The Vanguard Group is pulling the plug on its 20-year effort to actively-manage a value-focused mutual fund by asking shareholders to approve merging the $1.1 billion Vanguard US Value Fund (VUVLX) into a passive index fund.

The move is music to the ears of Daniel Wiener, chairman and co-founder of Adviser Investments, who describes the quantitatively managed fund as a “failure” and a “loser.”

“The fund has been a loser and has only gotten worse since they let the (in-house) quantitative team take over management of it,” he said.

Value investing has been lagging growth investing for more than a decade, but the Vanguard value fund has been making matters worse by lagging a lower-cost, in-house index fund, the $77.1 billion Vanguard Value Index (VVIAX).

The index fund, where assets from the active fund will end up upon shareholder approval, charges 5 basis points and is down 12.2% from the start of the year. By comparison, the actively-managed value fund, which charges 22 basis points, is down 17.7% so far this year.

The more growth-oriented S&P 500 Index is down 38 basis points this year.

Meanwhile, Vanguard has another fund also competing for value investors, the $49.2 billion Vanguard Value ETFF (VTV), which charges just 4 basis points.

“Value investing has been out of favor in recent years, but VTV has pulled in $3.7 billion in the past year which is a sign that investors look to Vanguard’s index offering favorably,” said Todd Rosenbluth, director of mutual fund and ETF research at CFRA.

According to Vanguard’s announcement, the rationale for the fund merger is “significant overlap in holdings, similar characteristics, and highly-correlated returns.”

As Wiener details, the actively-managed value fund was strong out of the gate in June 2000, but has more recently not lived up to expectations or earned an expense ratio that is 17 basis points higher than the index.
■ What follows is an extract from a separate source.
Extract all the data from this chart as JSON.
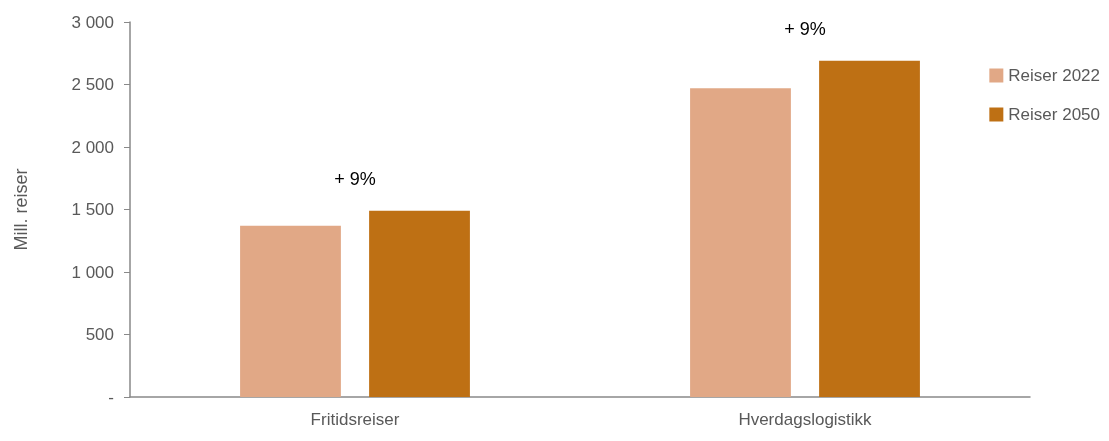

The fund management was always computer driven and originally subadvised by legendary value manager Grantham, Mayo, Van Otterloo & Co.

In the wake of the bursting of the dot-com bubble through September 2002, the fund declined by 6.9% while the value index suffered a 29.8% decline. In 2007, Vanguard added a second manager to the fund, AXA Rosenburg, which was fired three years later. Meanwhile, Grantham, Mayo was fired in 2008, making room for an internal Vanguard quant team.

“What’s clear is that none of the manager changes enhanced US Value’s performance against the straight ahead value benchmark,” Wiener said.

The last time the active fund beat the benchmark was 2014.

The active fund has a three-year annualized return of negative 1.08%, a five-year annualized return of 2.8%, and a 10-year average of 9.5%.

The index, over the same periods, had annualized returns of 4.7%, 7.2%, and 10.9%.